Thursday, 13 May 2010

Our elitist Parliament.

I have long held the view that one of the reasons that Britain is in such a state is because our politicians are so utterly out of touch. Not just because they surround themselves with yes men, or have largely abandoned any ideological vision for the Britain they want to govern instead wanting power for powers sake, but because they come largely from such privileged backgrounds.

38% of Tory MPS went to Oxbridge. The figures are 28% for the Lib Dems and 20% for Labour.35% of MPs went to private schools.

Of course those from well-off backgrounds should of course play a part in politics, but such statistics are incredibly alarming. Having given a talk to Westminster School where Nick Clegg attended as a boy, I just cannot believe the difference in education I received. He ate pheasant for lunch, I watched boys be violent and smash stuff up. I find it hard to believe that he would ever understand what life in the country's worst comprehensives is really like. Making class sizes smaller is simply not the answer, but it is his main proposed solution. Cameron sickeningly wants to bribe good schools to take on poor kids via a "pupil premium".

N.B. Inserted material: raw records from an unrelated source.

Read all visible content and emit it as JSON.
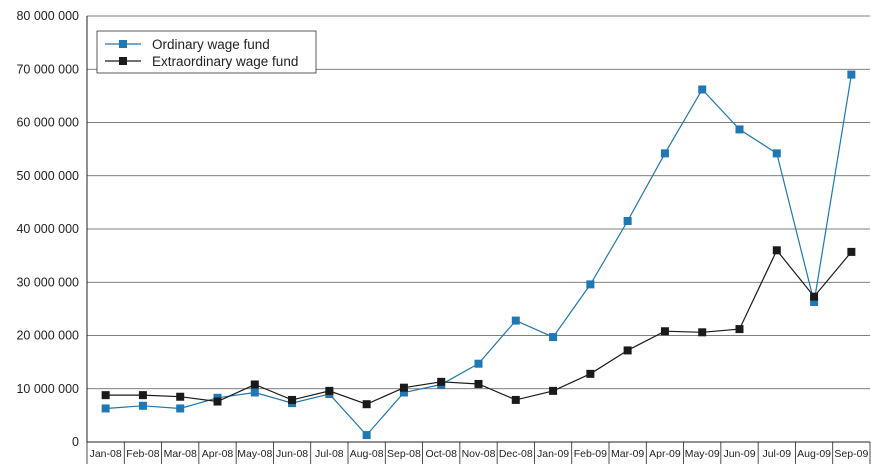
{
  "chart_data": {
    "type": "line",
    "title": "",
    "xlabel": "",
    "ylabel": "",
    "categories": [
      "Jan-08",
      "Feb-08",
      "Mar-08",
      "Apr-08",
      "May-08",
      "Jun-08",
      "Jul-08",
      "Aug-08",
      "Sep-08",
      "Oct-08",
      "Nov-08",
      "Dec-08",
      "Jan-09",
      "Feb-09",
      "Mar-09",
      "Apr-09",
      "May-09",
      "Jun-09",
      "Jul-09",
      "Aug-09",
      "Sep-09"
    ],
    "ylim": [
      0,
      80000000
    ],
    "yticks": [
      0,
      10000000,
      20000000,
      30000000,
      40000000,
      50000000,
      60000000,
      70000000,
      80000000
    ],
    "ytick_labels": [
      "0",
      "10 000 000",
      "20 000 000",
      "30 000 000",
      "40 000 000",
      "50 000 000",
      "60 000 000",
      "70 000 000",
      "80 000 000"
    ],
    "grid": true,
    "legend_position": "top-left",
    "series": [
      {
        "name": "Ordinary wage fund",
        "color": "#1f77b4",
        "values": [
          6300000,
          6800000,
          6300000,
          8300000,
          9300000,
          7300000,
          9000000,
          1300000,
          9300000,
          10800000,
          14700000,
          22800000,
          19700000,
          29600000,
          41500000,
          54200000,
          66200000,
          58700000,
          54200000,
          26300000,
          69000000
        ]
      },
      {
        "name": "Extraordinary wage fund",
        "color": "#1a1a1a",
        "values": [
          8800000,
          8800000,
          8500000,
          7600000,
          10800000,
          7900000,
          9600000,
          7100000,
          10200000,
          11300000,
          10900000,
          7900000,
          9600000,
          12800000,
          17200000,
          20800000,
          20600000,
          21200000,
          36000000,
          27300000,
          35700000
        ]
      }
    ]
  }
}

While UKIP's leader Lord Pearson may have attended Eton College himself, he is living in the real world and doesn't pretend that we live in a fair and equal society, turning a blind eye to social injustice as it is. He champions a cause which will bring tremendous opportunities to poor young people by abolishing tuition fees and restoring grammar schools. while Clegg, Cameron and the Labour Party itself do not.

We are in the 21st century and such elitism should be a thing of the past. Instead, thanks largely to the destruction of selective education, social mobility in this country remains dire. How will working class boys and girls ever see politics as something relevant to them if they cannot identity with any of the individuals they see on TV talking about "understanding the change we need". I know how much I struggled.


Nick said...

I think the real problem is not simply the proportion of private/state educated people in government - we do of course want the most intelligent people to run our country - it is that most politicians nowadays are career politicians who have had no real experience in the real world.

Anonymous said...

Mmm. Peter Oborne's The Triumph of the Political Class gives a fairly comprehensive account of what has happened to British politics.
More working-class people need to enter British politics but, unless you went to the right school, high political office in this country is now a 'closed shop'.
I'm with you Michael. Grammar schools are the way forward. The best single policy a government could adopt to increase social mobility. A way out of poverty for bright-minded, intelligent kids from poor backgrounds. I'm working class and I went to a comprehensive school in Liverpool in the 1970s and 1980s and I fully support a return to grammar schools for the academic children combined with technical colleges for the more vocational children.